To make legal issues more accessible and to help the public understand what’s going on in Canada’s highest Court, the uOttawa Public Law Centre hosted the first of two events on Wednesday, October 9. During the session, held in front of a packed auditorium, renowned legal experts discussed some the most important cases that will be heard by the Supreme Court this fall.
“The Public Law Group started hosting the sessions in 2013, and since then, they have been a great opportunity for the public and the media to discuss these important legal issues with experts who are able to clearly explain complex legal situations”, explained Professor Kyle Kirkup, the moderator of the event.
- Marina Pavlović, Associate Professor at the uOttawa Faculty of Law, Common Law Section, analyzed Uber Technologies Inc., et al. v.

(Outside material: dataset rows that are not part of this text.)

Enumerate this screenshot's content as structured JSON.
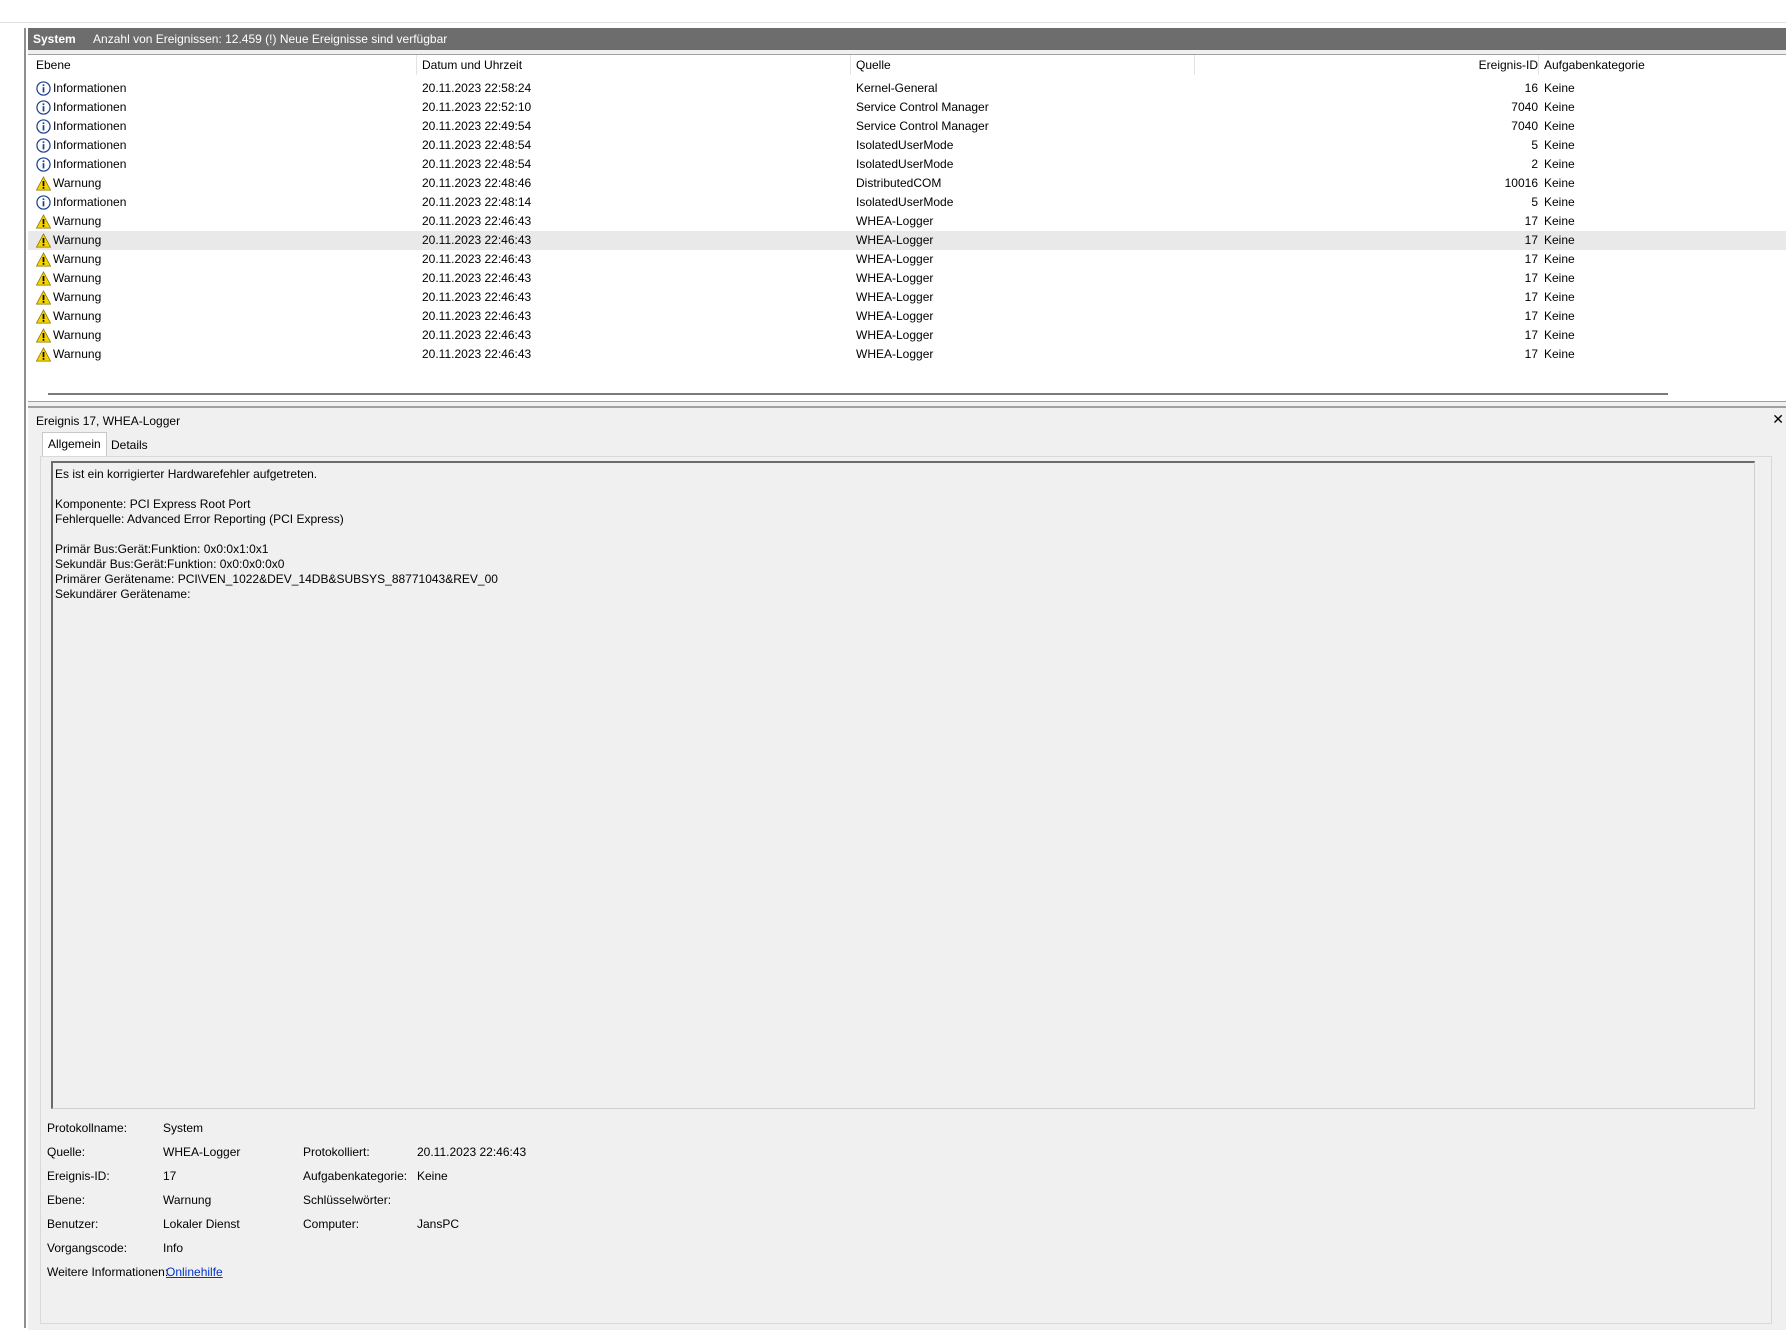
{
  "header": {
    "log_name": "System",
    "event_count": "Anzahl von Ereignissen: 12.459 (!) Neue Ereignisse sind verfügbar"
  },
  "columns": [
    "Ebene",
    "Datum und Uhrzeit",
    "Quelle",
    "Ereignis-ID",
    "Aufgabenkategorie"
  ],
  "events": [
    {
      "level": "Informationen",
      "icon": "info-icon",
      "date": "20.11.2023 22:58:24",
      "source": "Kernel-General",
      "id": "16",
      "category": "Keine"
    },
    {
      "level": "Informationen",
      "icon": "info-icon",
      "date": "20.11.2023 22:52:10",
      "source": "Service Control Manager",
      "id": "7040",
      "category": "Keine"
    },
    {
      "level": "Informationen",
      "icon": "info-icon",
      "date": "20.11.2023 22:49:54",
      "source": "Service Control Manager",
      "id": "7040",
      "category": "Keine"
    },
    {
      "level": "Informationen",
      "icon": "info-icon",
      "date": "20.11.2023 22:48:54",
      "source": "IsolatedUserMode",
      "id": "5",
      "category": "Keine"
    },
    {
      "level": "Informationen",
      "icon": "info-icon",
      "date": "20.11.2023 22:48:54",
      "source": "IsolatedUserMode",
      "id": "2",
      "category": "Keine"
    },
    {
      "level": "Warnung",
      "icon": "warning-icon",
      "date": "20.11.2023 22:48:46",
      "source": "DistributedCOM",
      "id": "10016",
      "category": "Keine"
    },
    {
      "level": "Informationen",
      "icon": "info-icon",
      "date": "20.11.2023 22:48:14",
      "source": "IsolatedUserMode",
      "id": "5",
      "category": "Keine"
    },
    {
      "level": "Warnung",
      "icon": "warning-icon",
      "date": "20.11.2023 22:46:43",
      "source": "WHEA-Logger",
      "id": "17",
      "category": "Keine"
    },
    {
      "level": "Warnung",
      "icon": "warning-icon",
      "date": "20.11.2023 22:46:43",
      "source": "WHEA-Logger",
      "id": "17",
      "category": "Keine",
      "selected": true
    },
    {
      "level": "Warnung",
      "icon": "warning-icon",
      "date": "20.11.2023 22:46:43",
      "source": "WHEA-Logger",
      "id": "17",
      "category": "Keine"
    },
    {
      "level": "Warnung",
      "icon": "warning-icon",
      "date": "20.11.2023 22:46:43",
      "source": "WHEA-Logger",
      "id": "17",
      "category": "Keine"
    },
    {
      "level": "Warnung",
      "icon": "warning-icon",
      "date": "20.11.2023 22:46:43",
      "source": "WHEA-Logger",
      "id": "17",
      "category": "Keine"
    },
    {
      "level": "Warnung",
      "icon": "warning-icon",
      "date": "20.11.2023 22:46:43",
      "source": "WHEA-Logger",
      "id": "17",
      "category": "Keine"
    },
    {
      "level": "Warnung",
      "icon": "warning-icon",
      "date": "20.11.2023 22:46:43",
      "source": "WHEA-Logger",
      "id": "17",
      "category": "Keine"
    },
    {
      "level": "Warnung",
      "icon": "warning-icon",
      "date": "20.11.2023 22:46:43",
      "source": "WHEA-Logger",
      "id": "17",
      "category": "Keine"
    }
  ],
  "detail": {
    "title": "Ereignis 17, WHEA-Logger",
    "close": "✕",
    "tabs": [
      "Allgemein",
      "Details"
    ],
    "description": [
      "Es ist ein korrigierter Hardwarefehler aufgetreten.",
      "",
      "Komponente: PCI Express Root Port",
      "Fehlerquelle: Advanced Error Reporting (PCI Express)",
      "",
      "Primär Bus:Gerät:Funktion: 0x0:0x1:0x1",
      "Sekundär Bus:Gerät:Funktion: 0x0:0x0:0x0",
      "Primärer Gerätename: PCI\\VEN_1022&DEV_14DB&SUBSYS_88771043&REV_00",
      "Sekundärer Gerätename:"
    ],
    "properties": {
      "log_name_label": "Protokollname:",
      "log_name": "System",
      "source_label": "Quelle:",
      "source": "WHEA-Logger",
      "logged_label": "Protokolliert:",
      "logged": "20.11.2023 22:46:43",
      "event_id_label": "Ereignis-ID:",
      "event_id": "17",
      "task_label": "Aufgabenkategorie:",
      "task": "Keine",
      "level_label": "Ebene:",
      "level": "Warnung",
      "keywords_label": "Schlüsselwörter:",
      "keywords": "",
      "user_label": "Benutzer:",
      "user": "Lokaler Dienst",
      "computer_label": "Computer:",
      "computer": "JansPC",
      "opcode_label": "Vorgangscode:",
      "opcode": "Info",
      "more_info_label": "Weitere Informationen:",
      "more_info_link": "Onlinehilfe"
    }
  },
  "colors": {
    "header_bar": "#6d6d6d",
    "selected_row": "#e9e9e9",
    "info_icon": "#1b3d8f",
    "warning_icon": "#f5d400",
    "link": "#0033cc"
  }
}
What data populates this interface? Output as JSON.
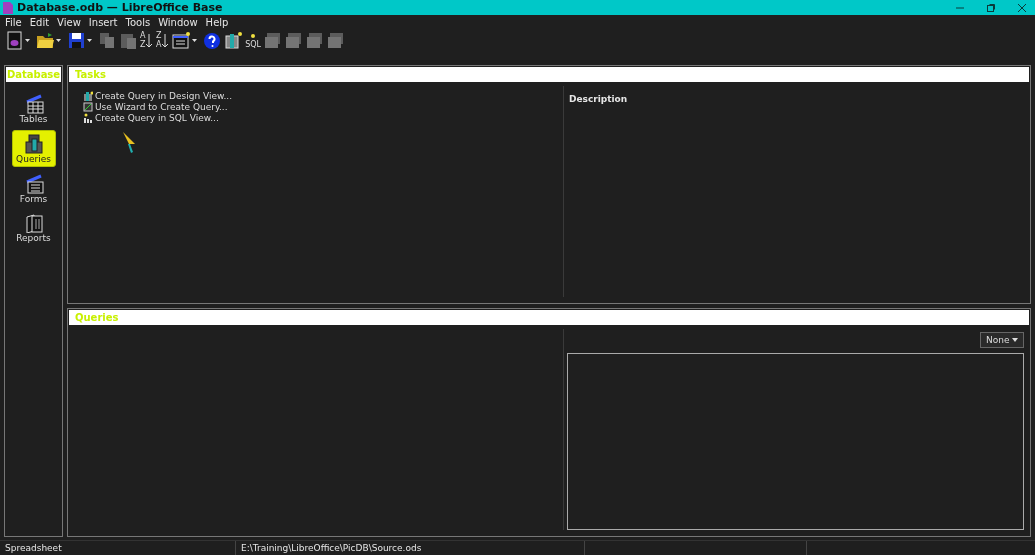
{
  "window": {
    "title": "Database.odb — LibreOffice Base"
  },
  "menu": [
    "File",
    "Edit",
    "View",
    "Insert",
    "Tools",
    "Window",
    "Help"
  ],
  "toolbar": [
    {
      "kind": "new",
      "dropdown": true,
      "disabled": false
    },
    {
      "kind": "open",
      "dropdown": true,
      "disabled": false
    },
    {
      "kind": "save",
      "dropdown": true,
      "disabled": false
    },
    {
      "kind": "copy",
      "dropdown": false,
      "disabled": true
    },
    {
      "kind": "paste",
      "dropdown": false,
      "disabled": true
    },
    {
      "kind": "sort-asc",
      "label": "A Z",
      "dropdown": false,
      "disabled": false
    },
    {
      "kind": "sort-desc",
      "label": "Z A",
      "dropdown": false,
      "disabled": false
    },
    {
      "kind": "form",
      "dropdown": true,
      "disabled": false
    },
    {
      "kind": "help",
      "dropdown": false,
      "disabled": false
    },
    {
      "kind": "design",
      "dropdown": false,
      "disabled": false
    },
    {
      "kind": "sql",
      "label": "SQL",
      "dropdown": false,
      "disabled": false
    },
    {
      "kind": "object",
      "dropdown": false,
      "disabled": true
    },
    {
      "kind": "object",
      "dropdown": false,
      "disabled": true
    },
    {
      "kind": "object",
      "dropdown": false,
      "disabled": true
    },
    {
      "kind": "object",
      "dropdown": false,
      "disabled": true
    }
  ],
  "sidebar": {
    "title": "Database",
    "items": [
      {
        "label": "Tables",
        "kind": "tables",
        "selected": false
      },
      {
        "label": "Queries",
        "kind": "queries",
        "selected": true
      },
      {
        "label": "Forms",
        "kind": "forms",
        "selected": false
      },
      {
        "label": "Reports",
        "kind": "reports",
        "selected": false
      }
    ]
  },
  "tasks": {
    "title": "Tasks",
    "items": [
      {
        "label": "Create Query in Design View...",
        "kind": "design"
      },
      {
        "label": "Use Wizard to Create Query...",
        "kind": "wizard"
      },
      {
        "label": "Create Query in SQL View...",
        "kind": "sql"
      }
    ],
    "description_title": "Description"
  },
  "queries": {
    "title": "Queries",
    "preview": "None"
  },
  "status_bar": [
    "Spreadsheet",
    "E:\\Training\\LibreOffice\\PicDB\\Source.ods"
  ]
}
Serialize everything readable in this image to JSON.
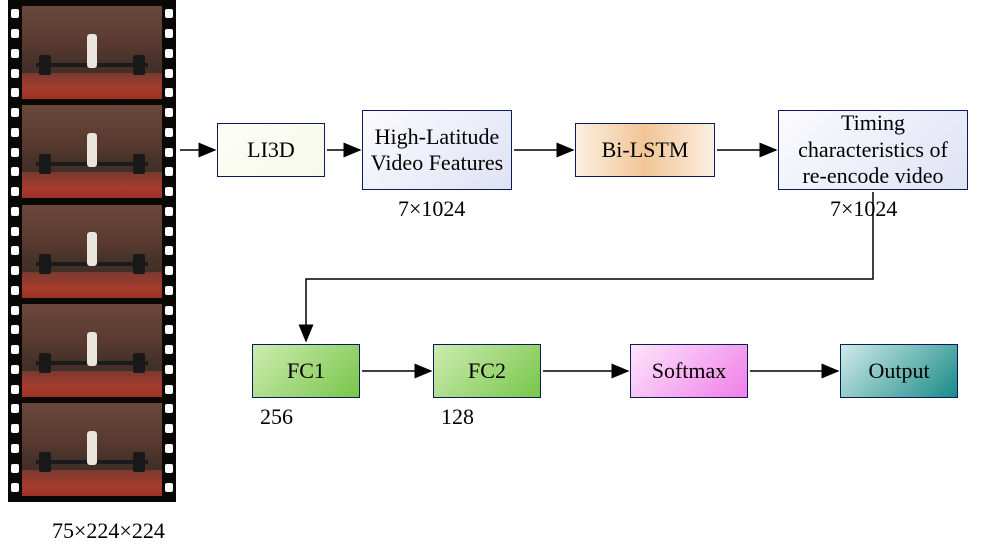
{
  "input": {
    "dimensions": "75×224×224"
  },
  "row1": {
    "li3d": "LI3D",
    "features": "High-Latitude\nVideo Features",
    "features_dim": "7×1024",
    "bilstm": "Bi-LSTM",
    "timing": "Timing\ncharacteristics of\nre-encode video",
    "timing_dim": "7×1024"
  },
  "row2": {
    "fc1": "FC1",
    "fc1_dim": "256",
    "fc2": "FC2",
    "fc2_dim": "128",
    "softmax": "Softmax",
    "output": "Output"
  },
  "chart_data": {
    "type": "table",
    "flow": [
      {
        "node": "Video frames",
        "shape": "75×224×224"
      },
      {
        "node": "LI3D"
      },
      {
        "node": "High-Latitude Video Features",
        "shape": "7×1024"
      },
      {
        "node": "Bi-LSTM"
      },
      {
        "node": "Timing characteristics of re-encode video",
        "shape": "7×1024"
      },
      {
        "node": "FC1",
        "units": 256
      },
      {
        "node": "FC2",
        "units": 128
      },
      {
        "node": "Softmax"
      },
      {
        "node": "Output"
      }
    ],
    "edges": [
      [
        "Video frames",
        "LI3D"
      ],
      [
        "LI3D",
        "High-Latitude Video Features"
      ],
      [
        "High-Latitude Video Features",
        "Bi-LSTM"
      ],
      [
        "Bi-LSTM",
        "Timing characteristics of re-encode video"
      ],
      [
        "Timing characteristics of re-encode video",
        "FC1"
      ],
      [
        "FC1",
        "FC2"
      ],
      [
        "FC2",
        "Softmax"
      ],
      [
        "Softmax",
        "Output"
      ]
    ]
  }
}
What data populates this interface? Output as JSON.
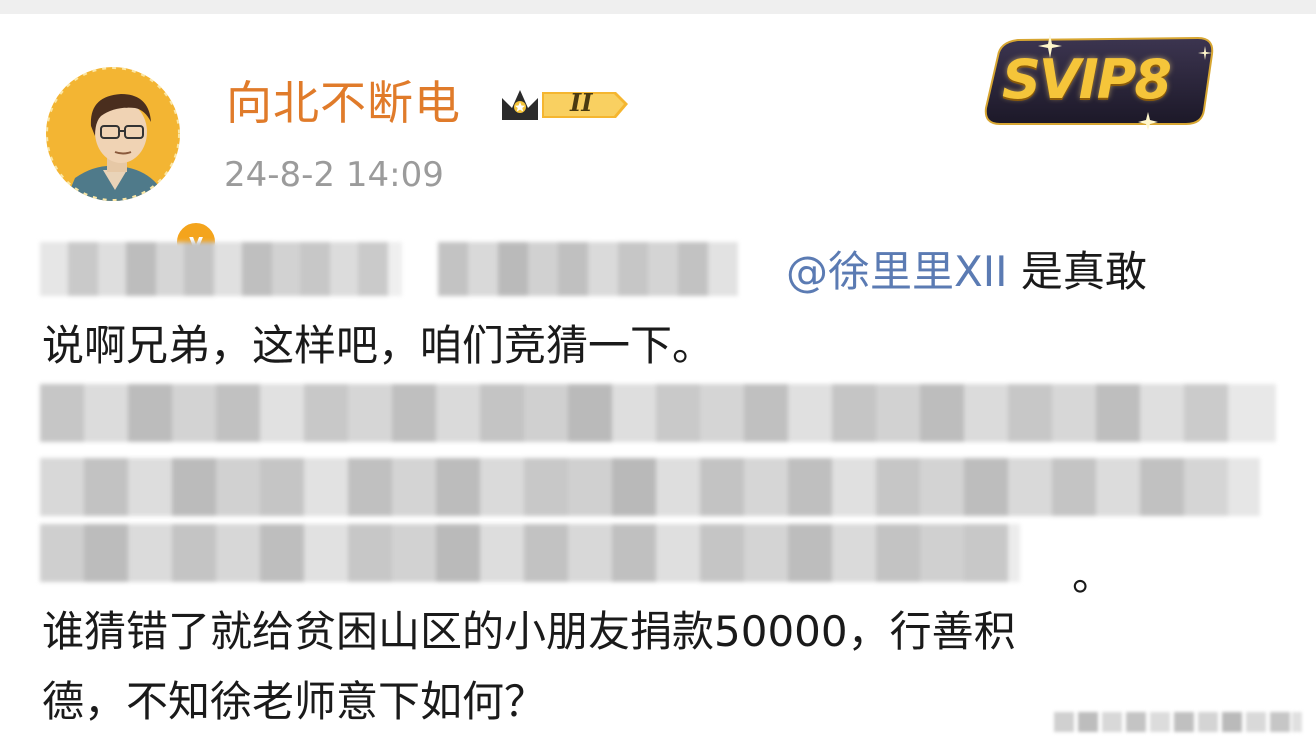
{
  "post": {
    "username": "向北不断电",
    "member_level": "II",
    "timestamp": "24-8-2 14:09",
    "svip_label": "SVIP8",
    "verified_mark": "v",
    "mention": "@徐里里XII",
    "line1_after_mention": " 是真敢",
    "line2": "说啊兄弟，这样吧，咱们竞猜一下。",
    "redacted_end": "。",
    "line6": "谁猜错了就给贫困山区的小朋友捐款50000，行善积",
    "line7": "德，不知徐老师意下如何？"
  },
  "colors": {
    "username": "#e07b2a",
    "timestamp": "#9b9b9b",
    "mention": "#5b7bb3",
    "body_text": "#1a1a1a",
    "verified_badge": "#f4a41c",
    "svip_gold": "#f5c53a",
    "svip_dark": "#2a2438"
  },
  "icons": {
    "avatar": "cartoon-man-avatar",
    "verified": "verified-v-icon",
    "member": "crown-badge-icon",
    "svip": "svip-badge-icon"
  }
}
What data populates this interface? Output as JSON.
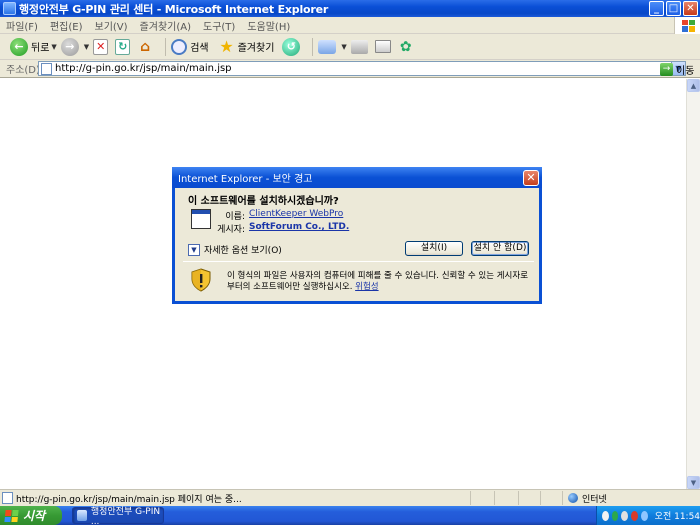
{
  "window": {
    "title": "행정안전부 G-PIN 관리 센터 - Microsoft Internet Explorer",
    "min_label": "_",
    "max_label": "□",
    "close_label": "✕"
  },
  "menu": {
    "items": [
      {
        "label": "파일(F)"
      },
      {
        "label": "편집(E)"
      },
      {
        "label": "보기(V)"
      },
      {
        "label": "즐겨찾기(A)"
      },
      {
        "label": "도구(T)"
      },
      {
        "label": "도움말(H)"
      }
    ]
  },
  "toolbar": {
    "back_label": "뒤로",
    "search_label": "검색",
    "favorites_label": "즐겨찾기"
  },
  "address": {
    "label": "주소(D)",
    "url": "http://g-pin.go.kr/jsp/main/main.jsp",
    "go_label": "이동"
  },
  "dialog": {
    "title": "Internet Explorer - 보안 경고",
    "question": "이 소프트웨어를 설치하시겠습니까?",
    "name_label": "이름:",
    "name_value": "ClientKeeper WebPro",
    "publisher_label": "게시자:",
    "publisher_value": "SoftForum Co., LTD.",
    "more_options_label": "자세한 옵션 보기(O)",
    "install_button": "설치(I)",
    "dont_install_button": "설치 안 함(D)",
    "warning_text": "이 형식의 파일은 사용자의 컴퓨터에 피해를 줄 수 있습니다. 신뢰할 수 있는 게시자로부터의 소프트웨어만 실행하십시오.",
    "risk_link": "위험성"
  },
  "status": {
    "text": "http://g-pin.go.kr/jsp/main/main.jsp 페이지 여는 중...",
    "zone": "인터넷"
  },
  "taskbar": {
    "start_label": "시작",
    "task_item": "행정안전부 G-PIN ...",
    "clock": "오전 11:54"
  },
  "colors": {
    "title_bar": "#0a4fd6",
    "chrome": "#ece9d8",
    "link": "#1a35a8",
    "taskbar": "#245edb",
    "start": "#379a34"
  }
}
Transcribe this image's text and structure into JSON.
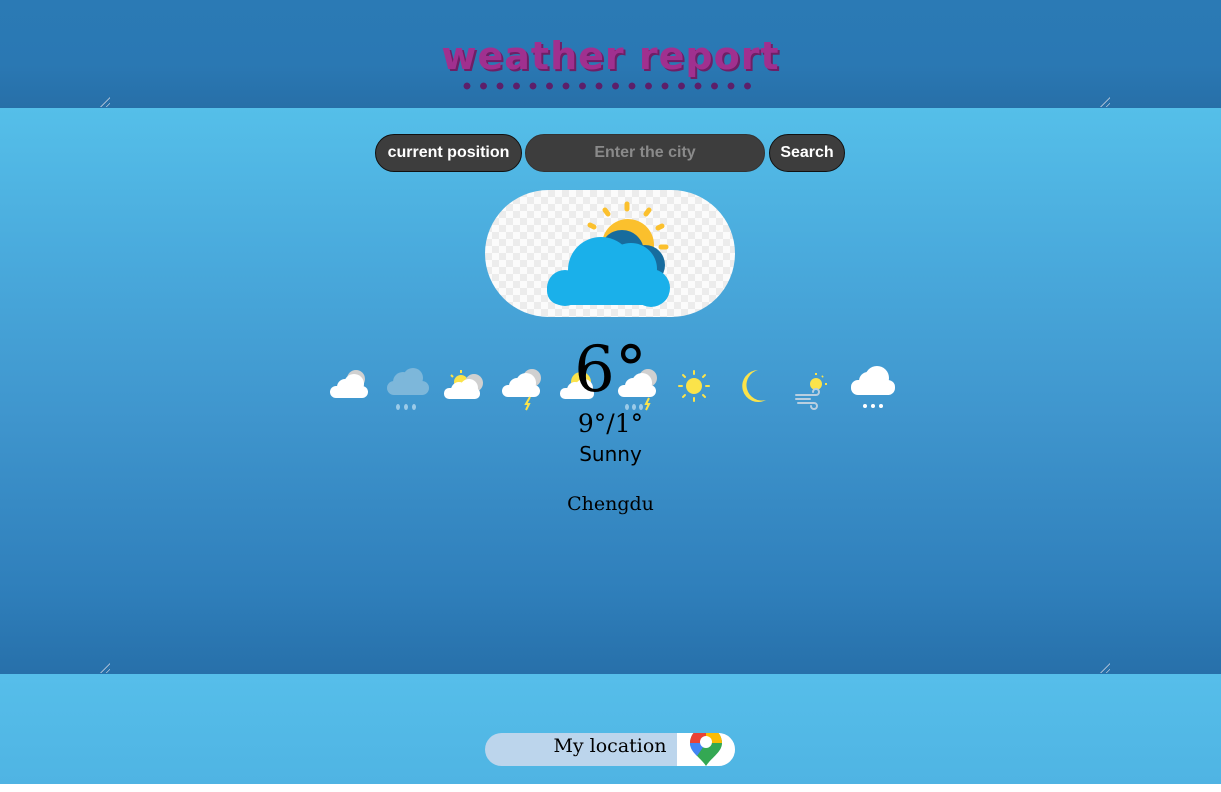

David Heller, a case that raises important questions about where legal disputes involving Uber, the popular rideshare service, should be resolved.
- Martha Jackman, Full Professor at the uOttawa Faculty of Law, Common Law Section, helped attendees make sense of Joanne Fraser, et al. v. Attorney General of Canada, an equality rights challenge to the Royal Canadian Mounted Police’s pension scheme.
- Y.Y. Chen, Assistant Professor at the uOttawa Faculty of Law, Common Law Section, dissected the Canadian Coalition for Genetic Fairness v. Attorney General of Quebec, et al. case, which raises important questions about federal and provincial governance in the area of genetic non-discrimination.
- Nathalie Chalifour, Associate Professor at the uOttawa Faculty of Law, Common Law Section, explained the Attorney General for Saskatchewan v. Attorney General of Canada case, better known as the Carbon Tax Reference, which asks whether the federal government’s carbon pricing scheme is constitutional.
“The Supreme Court of Canada hears timely and important cases that affect the lives of all Canadians”, explained Kirkup. “For example, one of the major issues in the 2019 federal election is climate change, and this term, one case before the Supreme Court asks whether the federal government’s carbon pricing scheme is constitutional. The Court is likely also to provide some guiding principles on the constitutionality of future environmental law schemes. These are things that matter greatly to the Canadian public, and events like ours help shine a light on them.”
Later this month, a second conference, with a particular focus on issues pertinent to the civil law and to Quebec, will be held on the uOttawa campus.